How Scoliosis Is Treated at Gerling Spine Care and Research Institute
Treatment goals for adult scoliosis differ from those in children. Because the skeleton is fully mature, the focus is on managing pain, preserving function, and preventing further progression rather than achieving full curvature correction. Surgery is reserved for patients with severe symptoms, significant neurological deficits, or curves that are progressing meaningfully over time.
Conservative Care
Physical therapy is the cornerstone of conservative scoliosis management in adults. A program focused on core strengthening, postural correction, and spinal flexibility helps reduce pain and improve the muscular support around the curved spine. Anti-inflammatory medications and activity modification are also standard components of conservative care. Bracing plays a limited role in adults, as it does not correct or prevent the progression of a mature curve. It may be used selectively to provide postural support and reduce pain in specific situations.

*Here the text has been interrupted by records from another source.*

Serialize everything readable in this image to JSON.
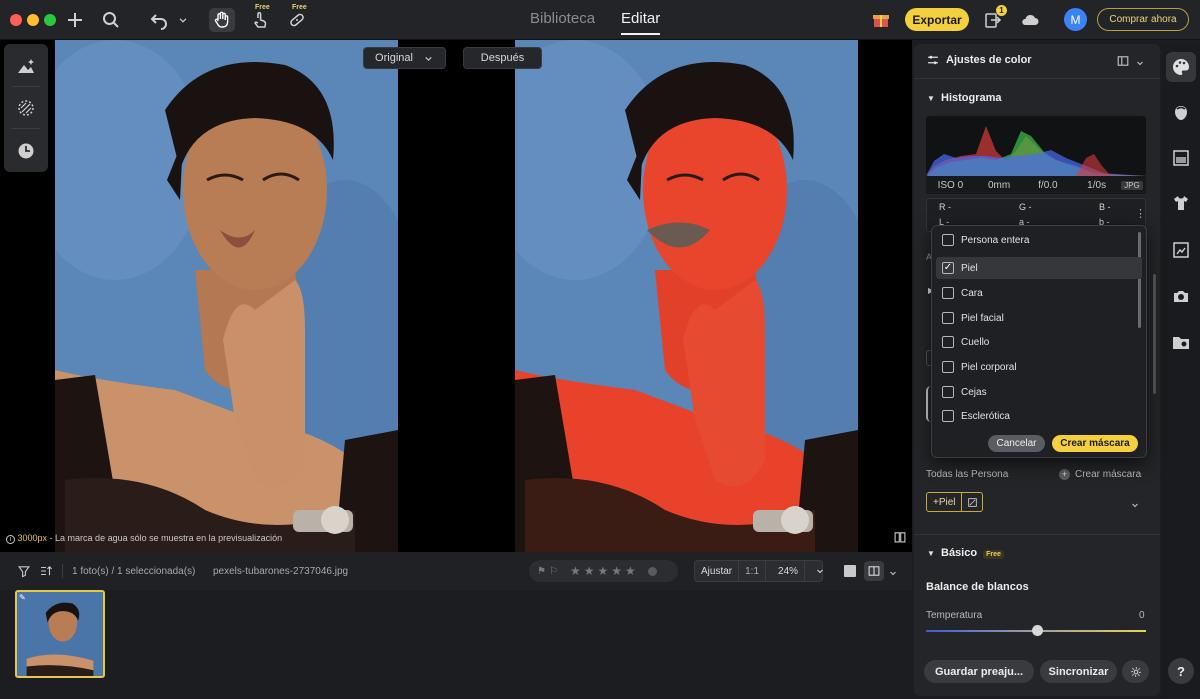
{
  "titlebar": {
    "free_label_1": "Free",
    "free_label_2": "Free",
    "tabs": [
      "Biblioteca",
      "Editar"
    ],
    "active_tab": "Editar",
    "export_label": "Exportar",
    "notification_count": "1",
    "avatar_initial": "M",
    "buy_label": "Comprar ahora"
  },
  "canvas": {
    "compare_original": "Original",
    "compare_after": "Después",
    "watermark_px": "3000px",
    "watermark_text": " - La marca de agua sólo se muestra en la previsualización"
  },
  "filmstrip": {
    "selection_text": "1 foto(s) / 1 seleccionada(s)",
    "filename": "pexels-tubarones-2737046.jpg",
    "adjust_label": "Ajustar",
    "ratio_label": "1:1",
    "zoom_label": "24%"
  },
  "panel": {
    "title": "Ajustes de color",
    "histogram_title": "Histograma",
    "exif": [
      "ISO 0",
      "0mm",
      "f/0.0",
      "1/0s"
    ],
    "format_badge": "JPG",
    "rgb_labels": [
      "R -",
      "G -",
      "B -"
    ],
    "lab_labels": [
      "L -",
      "a -",
      "b -"
    ],
    "all_persons": "Todas las Persona",
    "create_mask_link": "Crear máscara",
    "piel_tag": "+Piel",
    "basic_title": "Básico",
    "basic_free": "Free",
    "white_balance": "Balance de blancos",
    "temperature_label": "Temperatura",
    "temperature_value": "0",
    "save_preset": "Guardar preaju...",
    "sync_label": "Sincronizar",
    "help_label": "?"
  },
  "dropdown": {
    "items": [
      {
        "label": "Persona entera",
        "checked": false
      },
      {
        "label": "Piel",
        "checked": true
      },
      {
        "label": "Cara",
        "checked": false
      },
      {
        "label": "Piel facial",
        "checked": false
      },
      {
        "label": "Cuello",
        "checked": false
      },
      {
        "label": "Piel corporal",
        "checked": false
      },
      {
        "label": "Cejas",
        "checked": false
      },
      {
        "label": "Esclerótica",
        "checked": false
      }
    ],
    "check_mark": "✓",
    "cancel_label": "Cancelar",
    "create_label": "Crear máscara"
  },
  "colors": {
    "accent": "#f4d03f",
    "mask_overlay": "#e8432a",
    "background_blue": "#5a86b8"
  }
}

Interventional Pain Management
When scoliosis is accompanied by spinal stenosis or nerve root irritation, targeted injections can provide meaningful symptomatic relief. Options include:
- Epidural steroid injections for nerve-related leg pain and stenosis symptoms
- Facet joint injections for facet-mediated axial pain common in degenerative scoliosis
- Medial branch block injections and rhizotomy for longer-lasting facet pain relief
- SI joint injections for pelvic pain associated with spinal imbalance from the curve
Minimally Invasive and Surgical Treatment
Surgical intervention is considered for adults with scoliosis when conservative treatments have not provided adequate relief, when neurological deficits are present or progressing, or when the curve is severe or continuing to progress. Only a minority of adult scoliosis patients ultimately require surgery, but for those who do, the potential benefit to function and quality of life is significant. Surgical options depend on the characteristics of the curve, the presence of associated stenosis, the number of levels involved, bone density, and the patient's overall health and goals. Spinal fusion using screws, rods, and bone graft is the most commonly performed procedure, stabilizing the spine and partially correcting the deformity while addressing concurrent nerve compression. Minimally invasive techniques are employed where anatomy permits.